Come November, residents may be asked to vote on increasing sales taxes county wide by one percent.
That one percent of revenue would be divvied up between Sangamon county school districts, like Springfield and Chatham, based on student percentage.
The money would go towards school facilities. For example, District 186 needs around $365 million over the next 25 years to bring its facilities up to date.
"We're talking about space needs here because if you go into Springfield High and go into classrooms, if you have 30-32 kids in there, they're on top of each other because the rooms aren't large enough,” District 186 School Board President Mike Zimmers said. “So it's just kind of renovating, restructuring classrooms, making them more conducive to 21st century learning."
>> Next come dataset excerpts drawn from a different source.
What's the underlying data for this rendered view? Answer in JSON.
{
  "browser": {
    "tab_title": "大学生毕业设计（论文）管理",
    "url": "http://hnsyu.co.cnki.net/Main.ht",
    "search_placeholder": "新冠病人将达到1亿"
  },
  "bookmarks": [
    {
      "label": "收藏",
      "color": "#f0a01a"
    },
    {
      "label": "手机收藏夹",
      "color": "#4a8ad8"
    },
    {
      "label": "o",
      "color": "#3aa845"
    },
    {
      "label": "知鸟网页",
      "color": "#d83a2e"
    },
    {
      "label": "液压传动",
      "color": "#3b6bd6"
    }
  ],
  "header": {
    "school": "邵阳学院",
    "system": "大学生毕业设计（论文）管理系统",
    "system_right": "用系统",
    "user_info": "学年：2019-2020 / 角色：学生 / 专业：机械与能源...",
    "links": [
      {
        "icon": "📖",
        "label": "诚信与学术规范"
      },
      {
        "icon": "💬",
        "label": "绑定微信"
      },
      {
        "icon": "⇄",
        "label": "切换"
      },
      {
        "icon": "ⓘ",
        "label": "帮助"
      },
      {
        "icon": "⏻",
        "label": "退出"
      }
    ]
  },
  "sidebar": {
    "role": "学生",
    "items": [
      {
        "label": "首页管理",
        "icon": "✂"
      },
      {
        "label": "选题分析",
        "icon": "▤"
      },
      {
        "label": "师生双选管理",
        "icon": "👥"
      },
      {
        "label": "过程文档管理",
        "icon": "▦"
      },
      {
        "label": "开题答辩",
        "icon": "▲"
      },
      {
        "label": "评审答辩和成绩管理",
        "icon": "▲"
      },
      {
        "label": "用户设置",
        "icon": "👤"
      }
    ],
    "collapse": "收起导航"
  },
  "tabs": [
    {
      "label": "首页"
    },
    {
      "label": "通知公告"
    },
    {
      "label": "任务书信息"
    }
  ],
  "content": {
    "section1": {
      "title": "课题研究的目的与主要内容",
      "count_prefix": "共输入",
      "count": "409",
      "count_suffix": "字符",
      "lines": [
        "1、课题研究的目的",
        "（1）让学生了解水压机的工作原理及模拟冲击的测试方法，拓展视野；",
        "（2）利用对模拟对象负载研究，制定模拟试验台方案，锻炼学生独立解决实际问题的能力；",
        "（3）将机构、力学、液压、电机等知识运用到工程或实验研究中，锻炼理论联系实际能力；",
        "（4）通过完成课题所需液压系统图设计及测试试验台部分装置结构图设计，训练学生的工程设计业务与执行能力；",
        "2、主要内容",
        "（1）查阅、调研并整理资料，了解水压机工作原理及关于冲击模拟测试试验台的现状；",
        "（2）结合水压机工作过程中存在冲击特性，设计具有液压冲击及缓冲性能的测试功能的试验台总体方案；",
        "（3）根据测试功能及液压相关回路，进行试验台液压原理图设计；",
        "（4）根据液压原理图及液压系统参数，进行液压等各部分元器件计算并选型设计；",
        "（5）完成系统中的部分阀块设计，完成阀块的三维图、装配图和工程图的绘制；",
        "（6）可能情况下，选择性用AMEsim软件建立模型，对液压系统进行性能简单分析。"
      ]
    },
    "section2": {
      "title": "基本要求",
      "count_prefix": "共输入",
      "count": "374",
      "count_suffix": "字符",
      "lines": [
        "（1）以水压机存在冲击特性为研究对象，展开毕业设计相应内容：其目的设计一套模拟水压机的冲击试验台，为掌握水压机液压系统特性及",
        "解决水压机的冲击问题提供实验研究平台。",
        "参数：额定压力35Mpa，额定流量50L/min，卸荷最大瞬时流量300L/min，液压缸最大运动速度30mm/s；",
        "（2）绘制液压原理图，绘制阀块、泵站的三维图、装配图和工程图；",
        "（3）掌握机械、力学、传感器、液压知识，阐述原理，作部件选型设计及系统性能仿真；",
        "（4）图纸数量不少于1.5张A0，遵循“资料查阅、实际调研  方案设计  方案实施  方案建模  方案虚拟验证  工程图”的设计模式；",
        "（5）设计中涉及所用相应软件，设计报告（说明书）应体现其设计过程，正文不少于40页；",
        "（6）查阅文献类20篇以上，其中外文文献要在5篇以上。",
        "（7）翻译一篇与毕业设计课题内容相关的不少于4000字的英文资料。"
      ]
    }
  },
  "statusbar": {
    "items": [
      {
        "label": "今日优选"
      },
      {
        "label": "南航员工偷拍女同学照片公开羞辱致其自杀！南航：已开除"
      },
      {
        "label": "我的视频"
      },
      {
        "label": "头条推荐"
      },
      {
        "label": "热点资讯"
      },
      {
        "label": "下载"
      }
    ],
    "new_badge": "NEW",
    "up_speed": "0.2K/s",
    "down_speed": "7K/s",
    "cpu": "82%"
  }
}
The District 186 school board plans to vote by the end of June on how to raise this money, whether through property taxes or a sales tax.
"This is a big tourism town and so a lot of it would be outside of Sangamon County, people coming in here, so the burden's not only on citizens that live here,” Zimmers said. “And so that seems to me to be the least harmful way to go."
Some say they don't think a 1 percent sales tax increase is asking too much.
"Things are changing so fast, they have to be so alert, they need everything they can possibly get to help them,” District 186 grandparent Susie Snoden said.
Yet, others would like to see the money come from somewhere else.
"Everything depends on education,” Springfield resident James Bockmier said. “Do I think it's the best way to raise money for education? No. I'd much rather see income tax or property tax."
In District 186, more than 80 percent of its school buildings are at least 50 years old.